Italcementi propose de racheter les titres qu'il ne contrôle pas encore dans Ciments Français à des conditions particulièrement avantageuses… pour lui, estiment plusieurs courtiers. Selon les termes de l'offre annoncée lundi 16 février, le cimentier italien propose 8,25 de ses propres actions pour chaque action Ciments Français. Sur la base du cours de clôture du 13 février, cette offre représente une décote de 3% avec le dernier cours coté de Ciments Français. Italcementi, qui se base sur la moyenne des cours des trois derniers mois du cimentier, estime que son offre représente une prime de près de 12,9%.
Le groupe italien détient déjà 82% du capital de Ciments Français et contrôle de facto le français sur un plan opérationnel. L'offre de rachat d'Italcementi intervient alors que la valorisation de nombreux cimentiers s'est effondrée en Bourse, avec en toile de fond une récession économique majeure dans les pays matures et un ralentissement significatif des économies émergentes, après plusieurs années de forte croissance.

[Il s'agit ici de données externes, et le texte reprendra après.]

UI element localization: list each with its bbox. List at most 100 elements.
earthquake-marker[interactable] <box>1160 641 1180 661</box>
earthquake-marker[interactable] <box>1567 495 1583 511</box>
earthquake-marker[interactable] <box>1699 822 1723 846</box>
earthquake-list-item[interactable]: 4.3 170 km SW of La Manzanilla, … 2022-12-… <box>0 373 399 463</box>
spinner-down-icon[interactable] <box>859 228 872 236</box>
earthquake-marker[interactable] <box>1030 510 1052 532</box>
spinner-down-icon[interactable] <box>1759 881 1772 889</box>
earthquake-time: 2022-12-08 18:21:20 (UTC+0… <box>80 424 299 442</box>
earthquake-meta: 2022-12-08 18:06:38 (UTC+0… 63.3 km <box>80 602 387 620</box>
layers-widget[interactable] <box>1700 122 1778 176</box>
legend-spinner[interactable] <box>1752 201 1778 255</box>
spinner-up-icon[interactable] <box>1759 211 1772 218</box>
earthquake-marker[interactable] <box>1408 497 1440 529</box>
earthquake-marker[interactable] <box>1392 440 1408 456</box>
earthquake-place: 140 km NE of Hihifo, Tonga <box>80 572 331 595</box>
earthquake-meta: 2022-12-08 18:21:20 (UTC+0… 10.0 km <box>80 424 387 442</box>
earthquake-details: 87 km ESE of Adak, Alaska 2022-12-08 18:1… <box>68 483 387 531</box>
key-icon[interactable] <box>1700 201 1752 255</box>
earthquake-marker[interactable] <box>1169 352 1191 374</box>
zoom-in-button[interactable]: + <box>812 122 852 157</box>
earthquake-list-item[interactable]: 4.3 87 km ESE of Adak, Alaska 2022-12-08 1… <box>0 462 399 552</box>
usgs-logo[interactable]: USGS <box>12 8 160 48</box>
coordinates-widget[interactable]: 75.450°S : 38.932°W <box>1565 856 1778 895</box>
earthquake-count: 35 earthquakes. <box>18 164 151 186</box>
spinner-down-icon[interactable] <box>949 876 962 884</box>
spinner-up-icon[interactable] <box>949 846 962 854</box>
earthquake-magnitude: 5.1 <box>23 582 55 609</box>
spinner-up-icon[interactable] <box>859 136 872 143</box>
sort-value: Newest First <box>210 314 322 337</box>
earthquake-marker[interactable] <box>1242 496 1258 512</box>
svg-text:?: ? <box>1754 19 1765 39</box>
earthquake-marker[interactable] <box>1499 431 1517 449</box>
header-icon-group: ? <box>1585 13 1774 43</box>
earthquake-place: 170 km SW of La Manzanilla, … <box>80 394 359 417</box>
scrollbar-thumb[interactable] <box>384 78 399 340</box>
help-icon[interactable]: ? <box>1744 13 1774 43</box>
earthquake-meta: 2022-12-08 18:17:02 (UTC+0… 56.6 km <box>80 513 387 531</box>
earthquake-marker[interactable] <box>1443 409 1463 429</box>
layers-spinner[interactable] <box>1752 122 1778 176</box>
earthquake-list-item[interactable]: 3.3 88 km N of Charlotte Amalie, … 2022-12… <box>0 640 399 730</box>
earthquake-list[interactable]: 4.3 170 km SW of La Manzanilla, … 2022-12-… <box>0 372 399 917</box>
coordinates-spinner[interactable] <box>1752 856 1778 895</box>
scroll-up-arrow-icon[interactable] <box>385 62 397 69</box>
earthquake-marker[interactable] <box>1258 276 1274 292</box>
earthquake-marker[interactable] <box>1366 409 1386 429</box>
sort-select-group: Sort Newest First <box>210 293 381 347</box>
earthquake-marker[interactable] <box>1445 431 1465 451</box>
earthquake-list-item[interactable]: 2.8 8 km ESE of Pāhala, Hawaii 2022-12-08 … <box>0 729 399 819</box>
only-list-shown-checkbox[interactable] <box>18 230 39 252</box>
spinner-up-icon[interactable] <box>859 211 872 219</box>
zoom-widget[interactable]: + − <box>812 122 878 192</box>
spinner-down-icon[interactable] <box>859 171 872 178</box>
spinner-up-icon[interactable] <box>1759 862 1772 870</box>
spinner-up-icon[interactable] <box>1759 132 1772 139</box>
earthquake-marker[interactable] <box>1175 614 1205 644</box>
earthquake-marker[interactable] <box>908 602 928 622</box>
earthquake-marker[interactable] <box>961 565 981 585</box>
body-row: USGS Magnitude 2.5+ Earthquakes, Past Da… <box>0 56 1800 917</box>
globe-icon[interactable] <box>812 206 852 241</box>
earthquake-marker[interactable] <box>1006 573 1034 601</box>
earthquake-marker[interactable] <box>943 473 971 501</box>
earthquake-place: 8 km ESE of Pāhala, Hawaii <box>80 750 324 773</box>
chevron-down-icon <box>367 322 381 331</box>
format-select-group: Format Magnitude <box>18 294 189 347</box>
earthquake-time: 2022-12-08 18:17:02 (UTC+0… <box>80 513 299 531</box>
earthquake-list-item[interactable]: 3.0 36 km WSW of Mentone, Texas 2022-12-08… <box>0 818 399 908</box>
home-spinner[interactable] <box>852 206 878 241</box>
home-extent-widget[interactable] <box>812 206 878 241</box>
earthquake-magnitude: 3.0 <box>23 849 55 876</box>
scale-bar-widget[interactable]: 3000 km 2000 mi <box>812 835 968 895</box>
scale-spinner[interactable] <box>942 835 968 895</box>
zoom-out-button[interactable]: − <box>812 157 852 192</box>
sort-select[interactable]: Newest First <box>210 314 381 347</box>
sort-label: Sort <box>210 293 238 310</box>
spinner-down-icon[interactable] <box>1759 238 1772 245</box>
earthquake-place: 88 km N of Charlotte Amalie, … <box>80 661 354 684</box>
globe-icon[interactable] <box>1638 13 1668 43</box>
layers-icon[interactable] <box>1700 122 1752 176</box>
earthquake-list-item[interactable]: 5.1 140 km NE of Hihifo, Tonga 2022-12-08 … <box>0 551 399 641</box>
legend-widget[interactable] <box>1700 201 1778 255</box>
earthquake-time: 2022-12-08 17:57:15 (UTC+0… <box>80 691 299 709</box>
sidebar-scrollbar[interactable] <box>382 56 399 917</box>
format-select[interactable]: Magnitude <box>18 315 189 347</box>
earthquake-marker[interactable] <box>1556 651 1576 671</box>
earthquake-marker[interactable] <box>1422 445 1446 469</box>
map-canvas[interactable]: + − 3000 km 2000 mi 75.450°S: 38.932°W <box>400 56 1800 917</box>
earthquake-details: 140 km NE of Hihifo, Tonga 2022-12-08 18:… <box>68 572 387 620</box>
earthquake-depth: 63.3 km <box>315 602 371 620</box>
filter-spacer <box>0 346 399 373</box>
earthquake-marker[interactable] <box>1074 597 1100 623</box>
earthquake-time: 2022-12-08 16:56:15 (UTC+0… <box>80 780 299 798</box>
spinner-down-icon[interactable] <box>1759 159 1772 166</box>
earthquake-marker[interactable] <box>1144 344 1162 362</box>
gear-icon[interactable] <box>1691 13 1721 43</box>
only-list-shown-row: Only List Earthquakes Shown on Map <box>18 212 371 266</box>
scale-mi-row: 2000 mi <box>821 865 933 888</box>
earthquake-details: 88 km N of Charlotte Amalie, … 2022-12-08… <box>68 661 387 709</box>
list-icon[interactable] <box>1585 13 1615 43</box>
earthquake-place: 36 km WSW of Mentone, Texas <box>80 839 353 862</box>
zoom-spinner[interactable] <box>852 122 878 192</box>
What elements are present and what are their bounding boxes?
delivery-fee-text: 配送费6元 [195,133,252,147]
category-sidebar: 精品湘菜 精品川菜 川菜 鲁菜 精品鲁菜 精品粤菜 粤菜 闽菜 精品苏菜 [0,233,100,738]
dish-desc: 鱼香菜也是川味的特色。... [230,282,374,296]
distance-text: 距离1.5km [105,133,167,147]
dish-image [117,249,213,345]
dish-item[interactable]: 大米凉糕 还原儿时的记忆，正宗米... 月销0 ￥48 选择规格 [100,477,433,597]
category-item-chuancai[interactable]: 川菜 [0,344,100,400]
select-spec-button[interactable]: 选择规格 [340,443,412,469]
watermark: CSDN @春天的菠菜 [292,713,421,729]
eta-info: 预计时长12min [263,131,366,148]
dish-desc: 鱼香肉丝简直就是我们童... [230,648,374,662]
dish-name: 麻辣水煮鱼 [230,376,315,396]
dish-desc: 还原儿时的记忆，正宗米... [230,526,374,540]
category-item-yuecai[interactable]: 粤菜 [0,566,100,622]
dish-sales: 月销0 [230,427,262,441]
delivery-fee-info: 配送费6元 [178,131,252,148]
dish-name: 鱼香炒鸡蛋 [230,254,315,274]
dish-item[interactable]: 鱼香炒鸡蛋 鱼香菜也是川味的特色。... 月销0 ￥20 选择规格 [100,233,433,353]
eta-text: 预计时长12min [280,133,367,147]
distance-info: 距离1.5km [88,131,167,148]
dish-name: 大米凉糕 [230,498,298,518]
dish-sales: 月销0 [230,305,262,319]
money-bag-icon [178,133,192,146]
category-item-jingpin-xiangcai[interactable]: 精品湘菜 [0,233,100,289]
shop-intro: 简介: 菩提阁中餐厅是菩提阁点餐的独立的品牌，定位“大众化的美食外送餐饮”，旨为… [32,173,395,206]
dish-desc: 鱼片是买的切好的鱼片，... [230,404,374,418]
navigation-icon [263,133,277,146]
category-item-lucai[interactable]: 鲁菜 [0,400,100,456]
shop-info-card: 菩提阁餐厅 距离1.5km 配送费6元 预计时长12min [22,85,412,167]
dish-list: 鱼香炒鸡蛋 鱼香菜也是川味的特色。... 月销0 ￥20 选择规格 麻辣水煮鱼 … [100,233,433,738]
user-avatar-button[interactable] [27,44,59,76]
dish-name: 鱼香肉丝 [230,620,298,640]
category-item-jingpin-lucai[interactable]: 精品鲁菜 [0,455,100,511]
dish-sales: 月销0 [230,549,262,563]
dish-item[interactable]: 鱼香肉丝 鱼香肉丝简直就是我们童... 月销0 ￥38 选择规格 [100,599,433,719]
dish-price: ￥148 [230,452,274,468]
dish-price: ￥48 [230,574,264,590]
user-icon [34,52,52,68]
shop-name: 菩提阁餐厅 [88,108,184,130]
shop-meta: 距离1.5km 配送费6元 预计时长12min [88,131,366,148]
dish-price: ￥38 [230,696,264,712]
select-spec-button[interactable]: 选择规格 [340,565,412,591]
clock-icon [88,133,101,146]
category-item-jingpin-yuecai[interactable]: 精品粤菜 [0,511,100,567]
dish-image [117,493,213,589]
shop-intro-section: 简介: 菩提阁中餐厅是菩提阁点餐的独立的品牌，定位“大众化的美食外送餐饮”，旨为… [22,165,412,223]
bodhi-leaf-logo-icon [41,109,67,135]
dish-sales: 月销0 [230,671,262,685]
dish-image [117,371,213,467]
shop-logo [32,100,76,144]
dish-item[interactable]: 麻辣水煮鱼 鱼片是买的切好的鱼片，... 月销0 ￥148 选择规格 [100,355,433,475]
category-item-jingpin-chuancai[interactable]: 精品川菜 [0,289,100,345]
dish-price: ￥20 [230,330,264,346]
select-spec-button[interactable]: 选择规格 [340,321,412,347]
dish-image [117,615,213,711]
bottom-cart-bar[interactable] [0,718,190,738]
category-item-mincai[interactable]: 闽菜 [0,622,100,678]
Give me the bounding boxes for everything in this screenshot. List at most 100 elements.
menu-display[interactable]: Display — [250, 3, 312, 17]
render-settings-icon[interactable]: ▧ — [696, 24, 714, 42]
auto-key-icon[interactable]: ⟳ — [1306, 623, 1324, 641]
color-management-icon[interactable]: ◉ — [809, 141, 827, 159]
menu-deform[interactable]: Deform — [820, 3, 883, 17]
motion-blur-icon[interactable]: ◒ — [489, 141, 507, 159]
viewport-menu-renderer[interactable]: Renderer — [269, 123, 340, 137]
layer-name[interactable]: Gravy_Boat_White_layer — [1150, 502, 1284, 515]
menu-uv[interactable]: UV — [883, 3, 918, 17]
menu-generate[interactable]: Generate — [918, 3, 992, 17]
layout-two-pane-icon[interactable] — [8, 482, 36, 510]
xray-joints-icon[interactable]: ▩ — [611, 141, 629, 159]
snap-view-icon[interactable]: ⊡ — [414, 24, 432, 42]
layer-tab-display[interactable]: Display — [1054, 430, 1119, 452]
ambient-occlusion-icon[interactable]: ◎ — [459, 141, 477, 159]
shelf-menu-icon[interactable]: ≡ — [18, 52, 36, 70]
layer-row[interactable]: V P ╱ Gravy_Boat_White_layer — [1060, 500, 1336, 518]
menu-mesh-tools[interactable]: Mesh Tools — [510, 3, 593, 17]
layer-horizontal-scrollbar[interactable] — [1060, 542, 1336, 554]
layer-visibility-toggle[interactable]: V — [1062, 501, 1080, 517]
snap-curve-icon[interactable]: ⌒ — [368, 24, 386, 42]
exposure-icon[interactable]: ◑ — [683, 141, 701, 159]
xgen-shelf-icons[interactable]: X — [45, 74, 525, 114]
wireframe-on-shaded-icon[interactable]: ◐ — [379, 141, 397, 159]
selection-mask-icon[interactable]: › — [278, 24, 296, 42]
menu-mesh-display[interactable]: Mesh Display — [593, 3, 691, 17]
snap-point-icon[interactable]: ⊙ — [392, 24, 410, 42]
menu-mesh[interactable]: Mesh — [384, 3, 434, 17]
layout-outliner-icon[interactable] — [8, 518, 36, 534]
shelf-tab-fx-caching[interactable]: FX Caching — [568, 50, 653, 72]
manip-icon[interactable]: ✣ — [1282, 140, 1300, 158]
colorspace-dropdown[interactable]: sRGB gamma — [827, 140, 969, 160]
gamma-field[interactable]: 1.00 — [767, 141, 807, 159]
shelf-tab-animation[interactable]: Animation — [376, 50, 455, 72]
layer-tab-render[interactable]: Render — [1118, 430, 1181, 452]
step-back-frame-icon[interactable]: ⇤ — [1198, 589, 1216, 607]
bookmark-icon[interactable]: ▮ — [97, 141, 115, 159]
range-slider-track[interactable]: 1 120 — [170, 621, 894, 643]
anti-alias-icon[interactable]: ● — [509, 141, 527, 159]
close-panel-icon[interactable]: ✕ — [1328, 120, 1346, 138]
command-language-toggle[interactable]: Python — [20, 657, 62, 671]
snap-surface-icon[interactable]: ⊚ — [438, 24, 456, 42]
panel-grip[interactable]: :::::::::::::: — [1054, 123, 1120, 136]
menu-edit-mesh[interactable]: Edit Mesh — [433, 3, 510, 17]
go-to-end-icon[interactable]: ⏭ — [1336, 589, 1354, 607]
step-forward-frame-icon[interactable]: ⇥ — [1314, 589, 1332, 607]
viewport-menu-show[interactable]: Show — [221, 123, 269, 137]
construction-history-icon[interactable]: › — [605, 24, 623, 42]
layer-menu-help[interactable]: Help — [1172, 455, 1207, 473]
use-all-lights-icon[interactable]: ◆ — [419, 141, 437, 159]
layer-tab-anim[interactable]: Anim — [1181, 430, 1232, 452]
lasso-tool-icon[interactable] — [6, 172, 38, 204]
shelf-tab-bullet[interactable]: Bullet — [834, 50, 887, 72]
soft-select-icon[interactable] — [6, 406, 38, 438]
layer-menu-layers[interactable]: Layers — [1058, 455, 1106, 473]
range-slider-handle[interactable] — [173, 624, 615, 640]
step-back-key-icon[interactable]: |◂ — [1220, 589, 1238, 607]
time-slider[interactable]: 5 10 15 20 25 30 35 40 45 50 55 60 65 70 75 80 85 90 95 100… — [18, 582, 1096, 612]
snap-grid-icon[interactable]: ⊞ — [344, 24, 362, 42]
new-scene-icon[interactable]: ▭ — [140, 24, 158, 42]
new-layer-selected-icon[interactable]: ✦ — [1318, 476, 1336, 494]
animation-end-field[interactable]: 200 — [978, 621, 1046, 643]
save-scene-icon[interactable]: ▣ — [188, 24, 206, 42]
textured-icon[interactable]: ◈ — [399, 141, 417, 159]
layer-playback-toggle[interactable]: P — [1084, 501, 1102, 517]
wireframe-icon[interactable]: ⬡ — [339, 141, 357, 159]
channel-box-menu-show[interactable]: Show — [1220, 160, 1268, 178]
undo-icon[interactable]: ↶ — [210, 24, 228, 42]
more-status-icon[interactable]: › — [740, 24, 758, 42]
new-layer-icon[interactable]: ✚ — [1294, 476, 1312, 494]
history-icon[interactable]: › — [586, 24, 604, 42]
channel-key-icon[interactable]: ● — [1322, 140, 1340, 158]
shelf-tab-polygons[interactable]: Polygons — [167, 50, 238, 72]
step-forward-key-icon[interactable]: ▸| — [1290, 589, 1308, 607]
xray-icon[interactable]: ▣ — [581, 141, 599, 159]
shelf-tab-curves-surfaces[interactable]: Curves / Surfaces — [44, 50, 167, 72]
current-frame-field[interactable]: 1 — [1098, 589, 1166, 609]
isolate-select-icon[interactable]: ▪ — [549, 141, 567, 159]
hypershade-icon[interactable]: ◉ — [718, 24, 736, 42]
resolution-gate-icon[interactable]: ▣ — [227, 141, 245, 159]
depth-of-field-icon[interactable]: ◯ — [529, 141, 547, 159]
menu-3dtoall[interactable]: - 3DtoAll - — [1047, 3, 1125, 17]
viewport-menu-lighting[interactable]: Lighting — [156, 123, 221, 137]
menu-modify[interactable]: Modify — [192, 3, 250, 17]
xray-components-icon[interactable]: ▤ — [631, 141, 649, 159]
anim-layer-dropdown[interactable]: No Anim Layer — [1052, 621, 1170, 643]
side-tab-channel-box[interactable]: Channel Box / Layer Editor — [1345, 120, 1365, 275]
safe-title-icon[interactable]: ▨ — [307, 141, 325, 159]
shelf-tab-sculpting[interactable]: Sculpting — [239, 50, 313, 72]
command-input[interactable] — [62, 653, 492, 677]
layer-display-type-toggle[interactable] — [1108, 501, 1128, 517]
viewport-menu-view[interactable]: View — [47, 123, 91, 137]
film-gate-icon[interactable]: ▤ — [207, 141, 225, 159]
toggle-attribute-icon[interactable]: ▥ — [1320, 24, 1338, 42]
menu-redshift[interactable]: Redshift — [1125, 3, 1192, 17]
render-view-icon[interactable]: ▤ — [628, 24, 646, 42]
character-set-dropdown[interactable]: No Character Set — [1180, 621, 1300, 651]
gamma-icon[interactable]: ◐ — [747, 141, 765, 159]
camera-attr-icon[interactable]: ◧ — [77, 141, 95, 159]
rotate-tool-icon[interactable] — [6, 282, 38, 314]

Plusieurs courtiers estiment que cette transaction aura un effet neutre sur le bénéfice par action d'Italcementi, mais note que les termes sont difficilement acceptables pour les actionnaires de Ciments Français. "L'offre n'est pas du tout généreuse. En outre, l'endettement d'Italcementi est bien plus élevé que celui de Ciments Français", estime l'analyste de Kepler Capital Markets. "En première lecture de l'offre, nous conseillons de la rejeter", ajoute-t-il.
"A notre avis, cette transaction n'offre pas de prime attrayante. La prime de 12,9% semble moins attractive si l'on prend en compte le fait que les actions Italcementi ont pu être soutenues artificiellement par l'interdiction de vente à découvert en Italie jusqu'à la fin de décembre", relèvent les analystes d'Exane BNP Paribas dans une note. Une déception apparemment partagée par le reste du marché, puisque l'annonce a provoqué un effondrement de 11% du cours de Bourse de Ciments Français à 59 euros, mardi, à la Bourse de Paris. Le titre Italcementi a, de son côté, reculé de 3,1% à 7,53 euros.